Il governatore di Brasilia – Sempre de Moraes ha deciso la destituzione del governatore di Brasilia. A nulla sono servite le sue scuse: “Quello che è successo oggi nella nostra città è semplicemente inaccettabile”, ha detto. Per il giudice de Moraes il governatore Ibaneis Rocha ha ignorato tutte le richieste di rafforzamento della sicurezza avanzate da varie autorità. Una “condotta ingannevolmente omissiva” di chi “ha ignorato tutti gli appelli delle autorità a realizzare un piano di sicurezza, con il divieto ai criminali terroristi di entrare nella spianata dei Ministeri, avendo rilasciato un ampio accesso”, ha detto il giudice. Immediatamente dopo la diffusione della notizia dell’assalto, però, il governatore di Brasilia aveva annunciato l’esonero del suo segretario della Sicurezza, Anderson Torres, uomo fedelissimo di Jair Bolsonaro.

La figura di Anderson Torres – Ed è su Torres che si è concentrata l’attenzione di molti. E’ stato ministro della Giustizia e della Pubblica sicurezza durante il governo di Bolsonaro. In precedenza aveva ricoperto l’incarico di ministro della Sicurezza del Distretto federale di Brasilia. Con la fine del governo Bolsonaro, il primo gennaio era tornato al suo posto nella capitale brasiliana. E per molti il suo coinvolgimento nell’assalto è evidente. Via Twitter Torres si è rammaricato per le “scene deplorevoli”, assicurando di avere “impartito disposizioni precise alla polizia per ristabilire l’ordine”. Ma non convince molti al punto che l’Advocacia Geral da Uniao, l’organo che rappresenta il Paese di fronte alla Giustizia, ha presentato una richiesta di arresto immediato per Anderson Torres.

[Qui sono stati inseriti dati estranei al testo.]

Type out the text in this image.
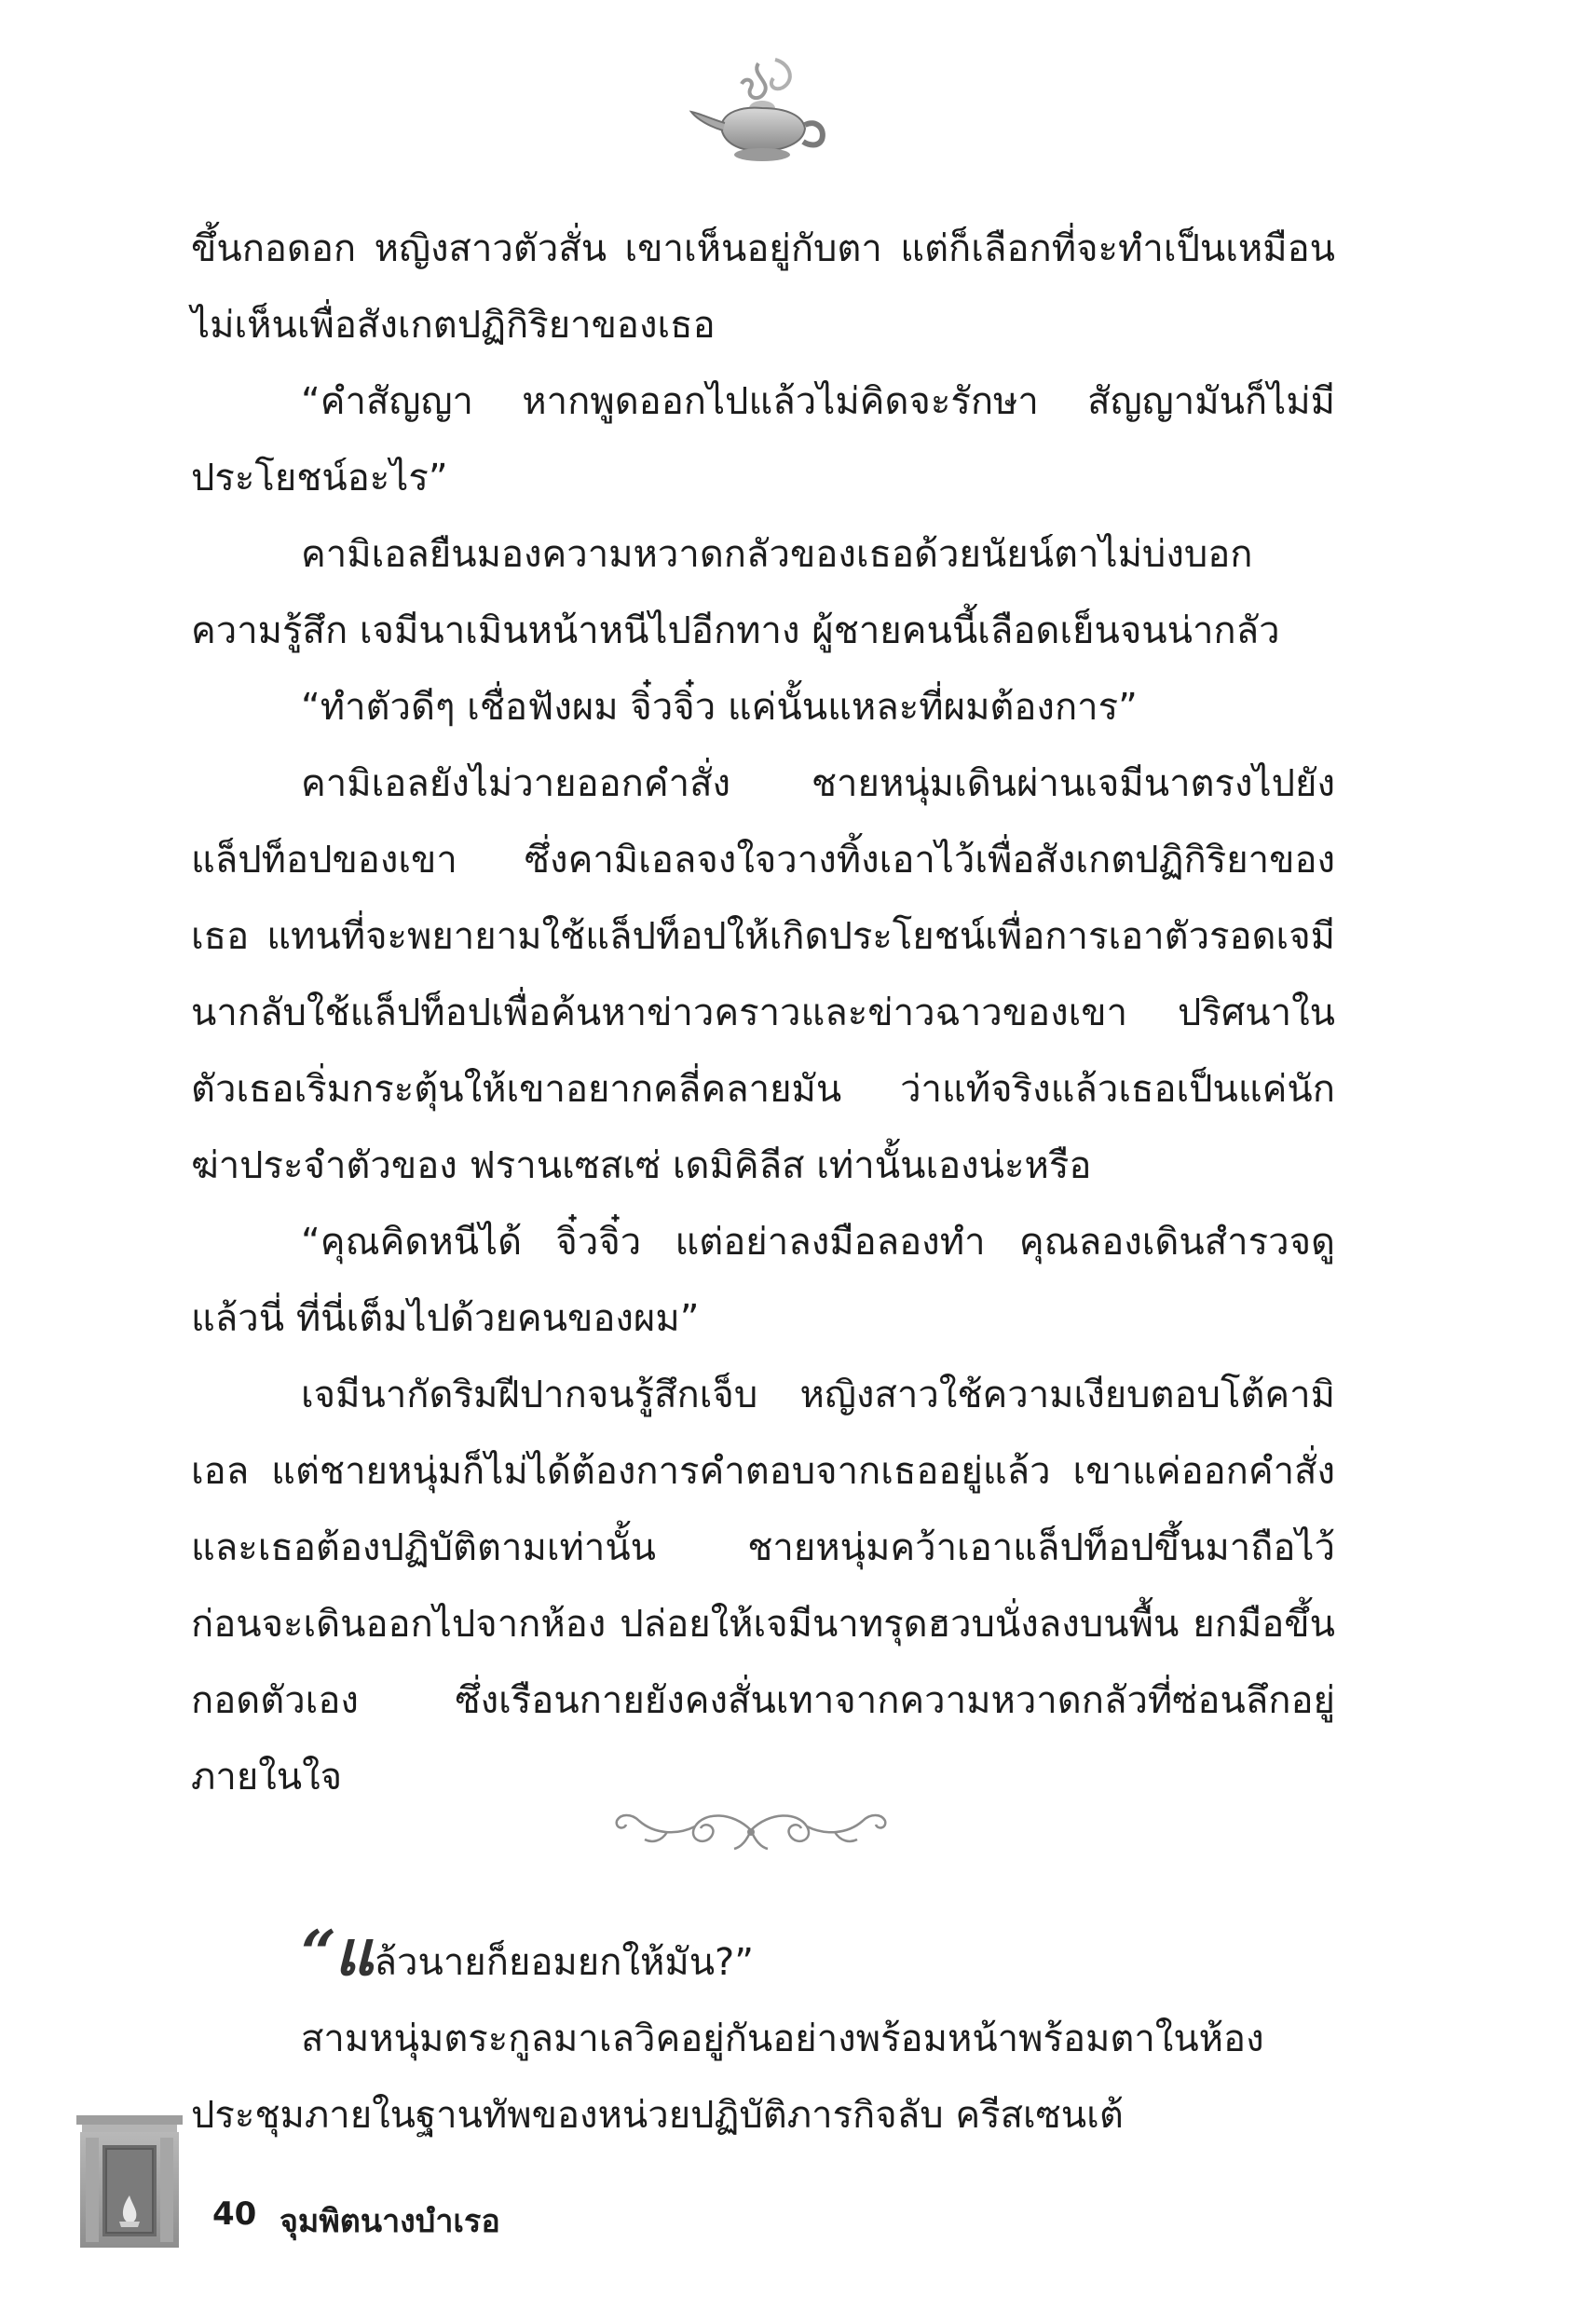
ขึ้นกอดอก หญิงสาวตัวสั่น เขาเห็นอยู่กับตา แต่ก็เลือกที่จะทำเป็นเหมือนไม่เห็นเพื่อสังเกตปฏิกิริยาของเธอ

“คำสัญญา หากพูดออกไปแล้วไม่คิดจะรักษา สัญญามันก็ไม่มีประโยชน์อะไร”

คามิเอลยืนมองความหวาดกลัวของเธอด้วยนัยน์ตาไม่บ่งบอกความรู้สึก เจมีนาเมินหน้าหนีไปอีกทาง ผู้ชายคนนี้เลือดเย็นจนน่ากลัว

“ทำตัวดีๆ เชื่อฟังผม จิ๋วจิ๋ว แค่นั้นแหละที่ผมต้องการ”

คามิเอลยังไม่วายออกคำสั่ง ชายหนุ่มเดินผ่านเจมีนาตรงไปยังแล็ปท็อปของเขา ซึ่งคามิเอลจงใจวางทิ้งเอาไว้เพื่อสังเกตปฏิกิริยาของเธอ แทนที่จะพยายามใช้แล็ปท็อปให้เกิดประโยชน์เพื่อการเอาตัวรอดเจมีนากลับใช้แล็ปท็อปเพื่อค้นหาข่าวคราวและข่าวฉาวของเขา ปริศนาในตัวเธอเริ่มกระตุ้นให้เขาอยากคลี่คลายมัน ว่าแท้จริงแล้วเธอเป็นแค่นักฆ่าประจำตัวของ ฟรานเซสเซ่ เดมิคิลีส เท่านั้นเองน่ะหรือ

“คุณคิดหนีได้ จิ๋วจิ๋ว แต่อย่าลงมือลองทำ คุณลองเดินสำรวจดูแล้วนี่ ที่นี่เต็มไปด้วยคนของผม”

เจมีนากัดริมฝีปากจนรู้สึกเจ็บ หญิงสาวใช้ความเงียบตอบโต้คามิเอล แต่ชายหนุ่มก็ไม่ได้ต้องการคำตอบจากเธออยู่แล้ว เขาแค่ออกคำสั่งและเธอต้องปฏิบัติตามเท่านั้น ชายหนุ่มคว้าเอาแล็ปท็อปขึ้นมาถือไว้ ก่อนจะเดินออกไปจากห้อง ปล่อยให้เจมีนาทรุดฮวบนั่งลงบนพื้น ยกมือขึ้นกอดตัวเอง ซึ่งเรือนกายยังคงสั่นเทาจากความหวาดกลัวที่ซ่อนลึกอยู่ภายในใจ

“แล้วนายก็ยอมยกให้มัน?”

สามหนุ่มตระกูลมาเลวิคอยู่กันอย่างพร้อมหน้าพร้อมตาในห้องประชุมภายในฐานทัพของหน่วยปฏิบัติภารกิจลับ ครีสเซนเต้

40 จุมพิตนางบำเรอ
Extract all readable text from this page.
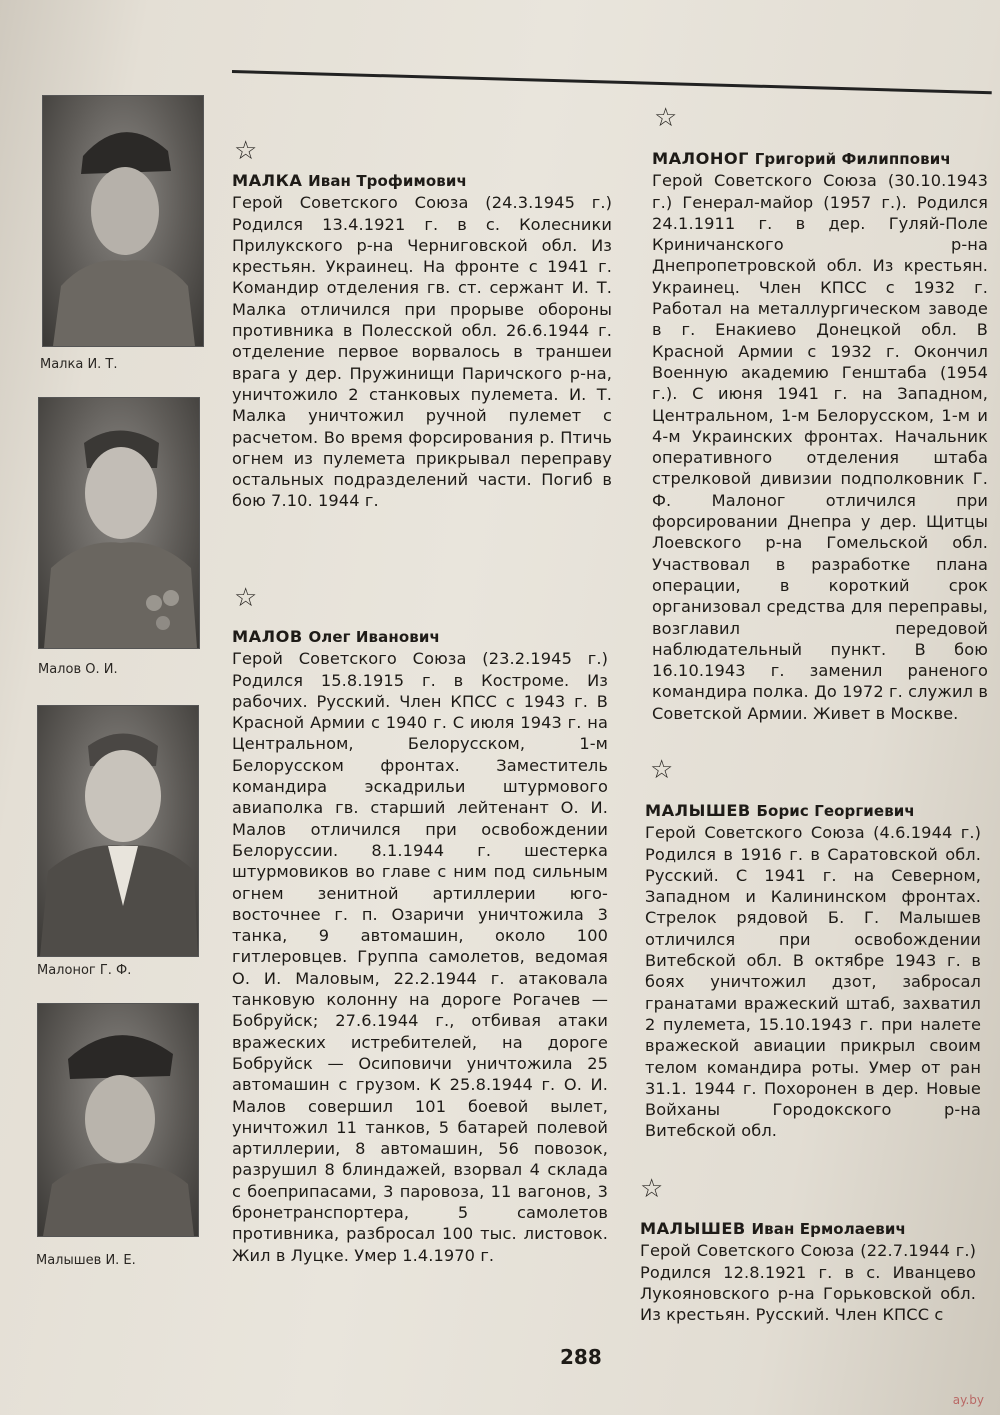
Малка И. Т.
Малов О. И.
Малоног Г. Ф.
Малышев И. Е.
☆

МАЛКА Иван Трофимович

Герой Советского Союза (24.3.1945 г.) Родился 13.4.1921 г. в с. Колесники Прилукского р-на Черниговской обл. Из крестьян. Украинец. На фронте с 1941 г. Командир отделения гв. ст. сержант И. Т. Малка отличился при прорыве обороны противника в Полесской обл. 26.6.1944 г. отделение первое ворвалось в траншеи врага у дер. Пружинищи Паричского р-на, уничтожило 2 станковых пулемета. И. Т. Малка уничтожил ручной пулемет с расчетом. Во время форсирования р. Птичь огнем из пулемета прикрывал переправу остальных подразделений части. Погиб в бою 7.10. 1944 г.

☆

МАЛОВ Олег Иванович

Герой Советского Союза (23.2.1945 г.) Родился 15.8.1915 г. в Костроме. Из рабочих. Русский. Член КПСС с 1943 г. В Красной Армии с 1940 г. С июля 1943 г. на Центральном, Белорусском, 1-м Белорусском фронтах. Заместитель командира эскадрильи штурмового авиаполка гв. старший лейтенант О. И. Малов отличился при освобождении Белоруссии. 8.1.1944 г. шестерка штурмовиков во главе с ним под сильным огнем зенитной артиллерии юго-восточнее г. п. Озаричи уничтожила 3 танка, 9 автомашин, около 100 гитлеровцев. Группа самолетов, ведомая О. И. Маловым, 22.2.1944 г. атаковала танковую колонну на дороге Рогачев — Бобруйск; 27.6.1944 г., отбивая атаки вражеских истребителей, на дороге Бобруйск — Осиповичи уничтожила 25 автомашин с грузом. К 25.8.1944 г. О. И. Малов совершил 101 боевой вылет, уничтожил 11 танков, 5 батарей полевой артиллерии, 8 автомашин, 56 повозок, разрушил 8 блиндажей, взорвал 4 склада с боеприпасами, 3 паровоза, 11 вагонов, 3 бронетранспортера, 5 самолетов противника, разбросал 100 тыс. листовок. Жил в Луцке. Умер 1.4.1970 г.

☆

МАЛОНОГ Григорий Филиппович

Герой Советского Союза (30.10.1943 г.) Генерал-майор (1957 г.). Родился 24.1.1911 г. в дер. Гуляй-Поле Криничанского р-на Днепропетровской обл. Из крестьян. Украинец. Член КПСС с 1932 г. Работал на металлургическом заводе в г. Енакиево Донецкой обл. В Красной Армии с 1932 г. Окончил Военную академию Генштаба (1954 г.). С июня 1941 г. на Западном, Центральном, 1-м Белорусском, 1-м и 4-м Украинских фронтах. Начальник оперативного отделения штаба стрелковой дивизии подполковник Г. Ф. Малоног отличился при форсировании Днепра у дер. Щитцы Лоевского р-на Гомельской обл. Участвовал в разработке плана операции, в короткий срок организовал средства для переправы, возглавил передовой наблюдательный пункт. В бою 16.10.1943 г. заменил раненого командира полка. До 1972 г. служил в Советской Армии. Живет в Москве.

☆

МАЛЫШЕВ Борис Георгиевич

Герой Советского Союза (4.6.1944 г.) Родился в 1916 г. в Саратовской обл. Русский. С 1941 г. на Северном, Западном и Калининском фронтах. Стрелок рядовой Б. Г. Малышев отличился при освобождении Витебской обл. В октябре 1943 г. в боях уничтожил дзот, забросал гранатами вражеский штаб, захватил 2 пулемета, 15.10.1943 г. при налете вражеской авиации прикрыл своим телом командира роты. Умер от ран 31.1. 1944 г. Похоронен в дер. Новые Войханы Городокского р-на Витебской обл.

☆

МАЛЫШЕВ Иван Ермолаевич

Герой Советского Союза (22.7.1944 г.) Родился 12.8.1921 г. в с. Иванцево Лукояновского р-на Горьковской обл. Из крестьян. Русский. Член КПСС с

288
ay.by
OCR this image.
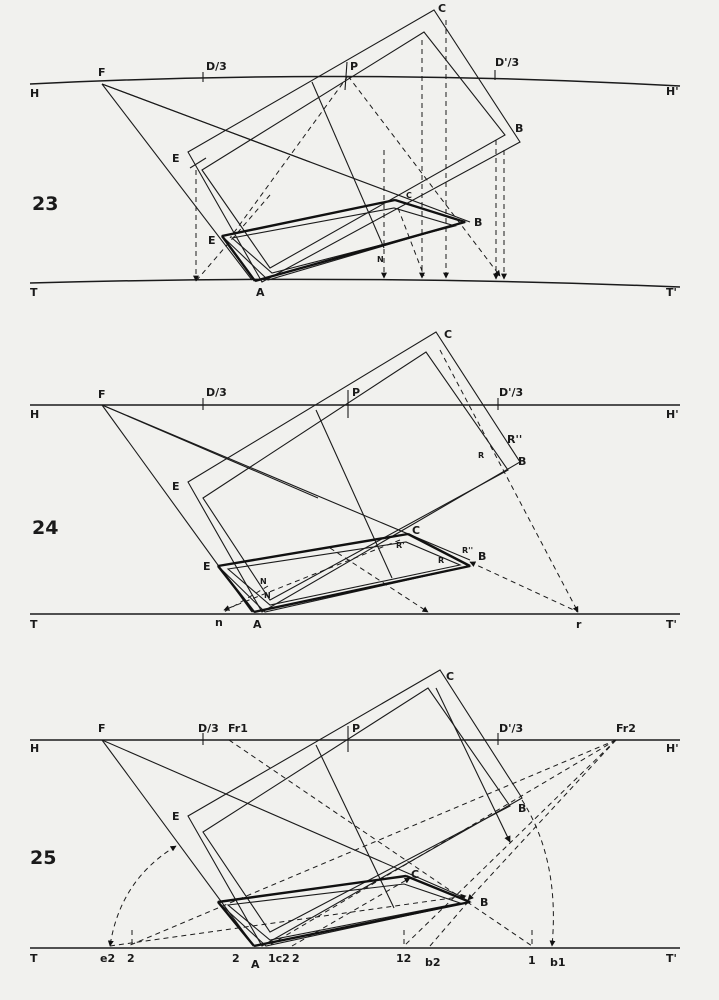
23
H	H'
F	D/3	P	D'/3
T	T'
C
B
E
E
C
B
N
A
24
H	H'
F	D/3	P	D'/3
T	T'
C
R''
R	B
E
E
C
R'
R''
R	B
N
N
n	A	r
25
H	H'
F	D/3 Fr1	P	D'/3	Fr2
T	T'
C
B
E
C
B
e2 2	2 A 1c2 2	12 b2	1 b1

In Florida con Bolsonaro – Ma dove si trova adesso? Per il quotidiano Estadão, Torres si è recato a Orlando, in Florida. Qualche giorno dopo la sua designazione a Brasilia ha preso un aereo diretto negli Stati Uniti. Probabilmente vive vicino alla residenza del suo ex presidente. Jair Bolsonaro, infatti, ha lasciato da diversi giorni il Brasile: non ha mai fatto le congratulazioni a Lula per la sua elezione e ha lasciato il Paese il 30 dicembre, due giorni prima della fine ufficiale del suo mandato, e a bordo dell’aereo presidenziale dell’Aviazione militare è andato in Florida.